No
hay nada peor que engañarse a uno mismo. Tampoco nada tiene tan nefastas consecuencias. Nos saboteamos cuando queremos
creer con la mente lo que sabemos contrario con el corazón y entonces no
solamente empezamos la escalada hacia el sufrimiento, sino también hacia la
autodestrucción de tus valores más íntimos.
Solemos
engañarnos cuando existen apegos fuerte; cosas o personas que no queremos
perder. Situaciones en las que creemos ser felices y en las cuales, reconocer
la verdad nos obligaría a tomar decisiones en las que el dolor va unido a ellas
como un cordón umbilical.
A
la larga esto no funciona. Uno sabe la verdad en sus adentros. Reconoce que
actúa “como si” las cosas fueran de otra forma, pero sabe que llegará el momento
que el monstruo de la realidad se ponga de frente y nos saque los colores. Y es
que aquello que nos sucede como “malo” o negativo, de forma reiterada, lo
permitimos nosotros al elegir no hacer nada para evitarlo.
La
historia de la que somos protagonistas, está hecha a base de elecciones, de
permisibilidades, de puertas abiertas y ventanas cerradas.
Vamos
construyendo nuestra cárcel y para no ver los barrotes nos empeñamos en que no
existen.

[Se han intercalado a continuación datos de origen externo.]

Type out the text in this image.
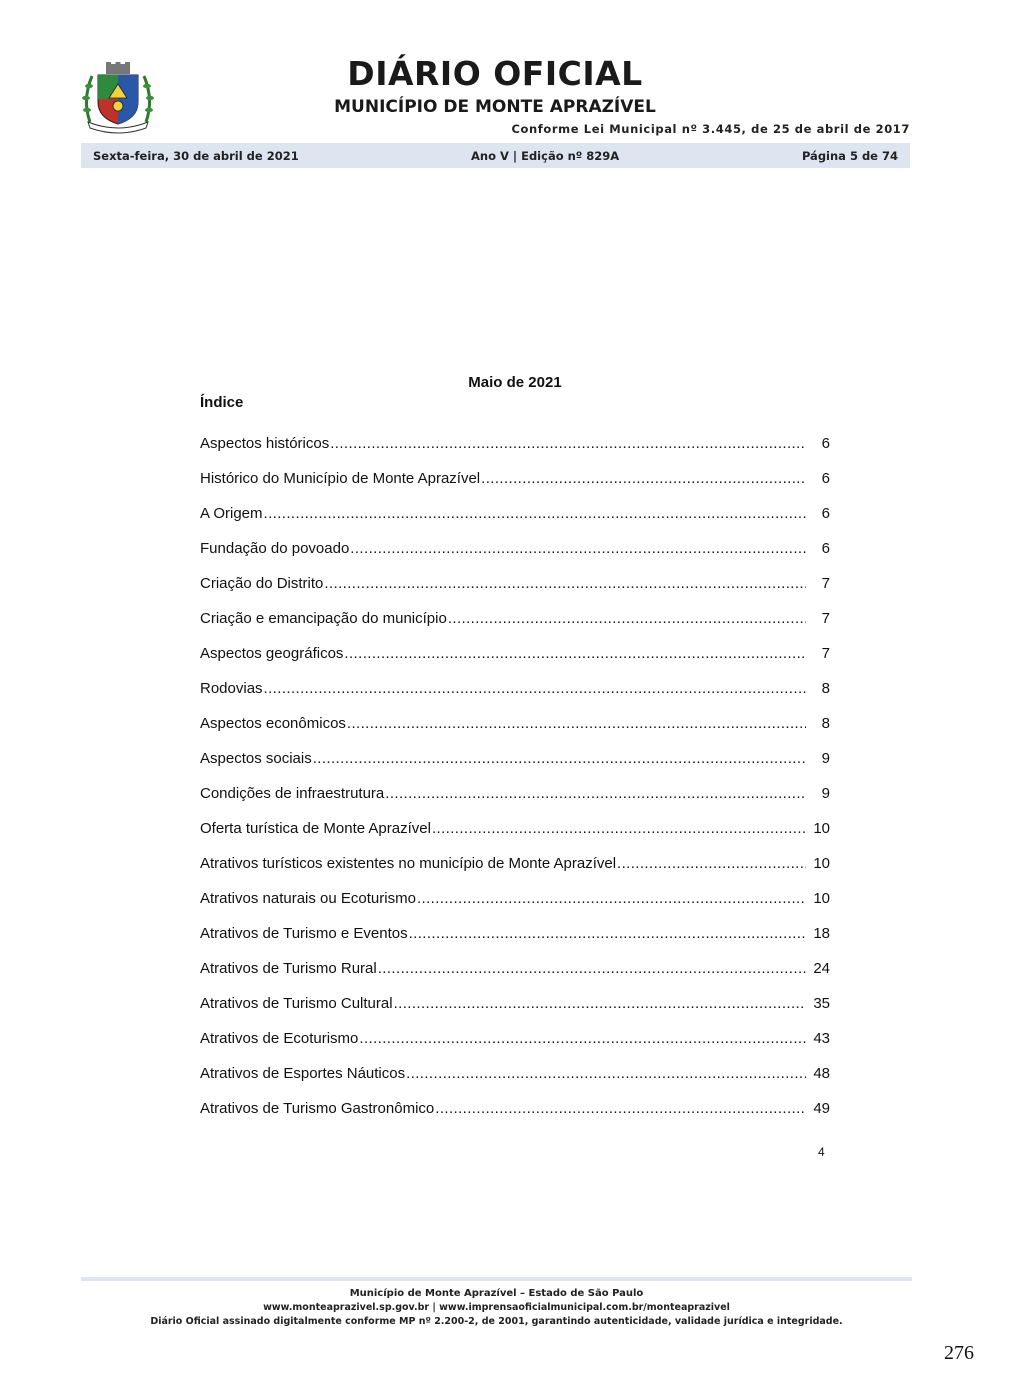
DIÁRIO OFICIAL
MUNICÍPIO DE MONTE APRAZÍVEL
Conforme Lei Municipal nº 3.445, de 25 de abril de 2017
Sexta-feira, 30 de abril de 2021	Ano V | Edição nº 829A	Página 5 de 74
Maio de 2021
Índice
Aspectos históricos .....	6
Histórico do Município de Monte Aprazível .....	6
A Origem .....	6
Fundação do povoado .....	6
Criação do Distrito .....	7
Criação e emancipação do município .....	7
Aspectos geográficos .....	7
Rodovias .....	8
Aspectos econômicos .....	8
Aspectos sociais .....	9
Condições de infraestrutura .....	9
Oferta turística de Monte Aprazível .....	10
Atrativos turísticos existentes no município de Monte Aprazível .....	10
Atrativos naturais ou Ecoturismo .....	10
Atrativos de Turismo e Eventos .....	18
Atrativos de Turismo Rural .....	24
Atrativos de Turismo Cultural .....	35
Atrativos de Ecoturismo .....	43
Atrativos de Esportes Náuticos .....	48
Atrativos de Turismo Gastronômico .....	49
4
Município de Monte Aprazível – Estado de São Paulo
www.monteaprazivel.sp.gov.br | www.imprensaoficialmunicipal.com.br/monteaprazivel
Diário Oficial assinado digitalmente conforme MP nº 2.200-2, de 2001, garantindo autenticidade, validade jurídica e integridade.
276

Realmente no existen si dejamos de quererlo. Todo, en última
instancia, depende de la decisión de un segundo, sin olvidar que tú eres quien
decides siempre.
Siempre
me ha gustado enfrentarme a la verdad y verla con la sencillez o con la dureza
que traiga. Taparla detrás del autoengaño solo servirá para destruirnos a los
implicados inevitablemente.
Construye
verdades a cada paso. Actúa como tu corazón te dicte y no busques el provecho
propio si con él dañas a otra gente, porque cada acción tiene sus consecuencias
y éstas volverán a ti como un boomerang cuando menos te lo esperes.
Es
un precio muy alto para un beneficio insignificante, al final.